Irmak Olcaysoy Okten
Though promising, the impact of this work may be limited to those who have the advantage of experiencing close, secure relationships.
People who have missed these experiences are more likely to express prejudice, lack of remorse for aggression toward others.
In addition, cross-school rivalry and fears of terrorists are at least partially condoned, whereas racial and cultural prejudices are socially unacceptable to many.
As a result of social disapproval, some prejudices becomes implicit or unconscious.
They can be detected only through indirect measures such as the Implicit Association Test, and more recently, by evidence of biased time perception accompanying racial prejudice.

Cynthia Gooch
For example, White people who were concerned about appearing racially prejudiced were asked to judge the length of time they viewed faces of White men and Black men.
These White volunteers thought that time passed 10% more slowly than measured by clock time: They reported viewing faces of Black men for longer than they actually had, found Lehigh University’s Gordon B. Moskowitz and Irmak Olcaysoy Okten with Cynthia M. Gooch of Temple University.
Perceptual bias about time is also relevant to high stakes situations including perceived duration of job interviews for candidates of a different race than the interviewer, and physicians’ perception of the length of medical encounters.
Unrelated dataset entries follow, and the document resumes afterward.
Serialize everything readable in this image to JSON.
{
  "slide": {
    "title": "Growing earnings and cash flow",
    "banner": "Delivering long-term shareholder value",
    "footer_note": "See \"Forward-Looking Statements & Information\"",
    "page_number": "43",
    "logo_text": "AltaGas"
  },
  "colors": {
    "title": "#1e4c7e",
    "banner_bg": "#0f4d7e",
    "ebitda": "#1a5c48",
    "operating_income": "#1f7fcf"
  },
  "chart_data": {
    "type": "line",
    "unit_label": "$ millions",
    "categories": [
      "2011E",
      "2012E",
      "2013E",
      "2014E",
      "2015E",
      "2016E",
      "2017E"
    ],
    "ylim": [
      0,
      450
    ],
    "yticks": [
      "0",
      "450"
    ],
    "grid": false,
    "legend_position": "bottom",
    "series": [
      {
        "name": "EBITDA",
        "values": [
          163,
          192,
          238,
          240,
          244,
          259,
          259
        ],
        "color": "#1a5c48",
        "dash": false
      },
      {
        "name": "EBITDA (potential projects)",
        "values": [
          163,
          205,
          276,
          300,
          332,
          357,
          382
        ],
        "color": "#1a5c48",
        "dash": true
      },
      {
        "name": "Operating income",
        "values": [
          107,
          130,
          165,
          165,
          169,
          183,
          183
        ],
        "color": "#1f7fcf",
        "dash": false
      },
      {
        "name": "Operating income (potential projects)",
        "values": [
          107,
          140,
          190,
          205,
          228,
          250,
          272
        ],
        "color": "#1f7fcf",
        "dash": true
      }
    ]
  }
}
This intergroup perceptual bias also can have significant consequences when white police officers’ estimate the duration of an encounter with a suspect of another race, and when they determine lethal force should be initiated.

First Person Shooter Task
This research reinforces the importance of early and later supportive relationships in reducing bias, subtle undermining, and over aggression toward other groups
-*How do you reduce prejudice and aggression across work teams?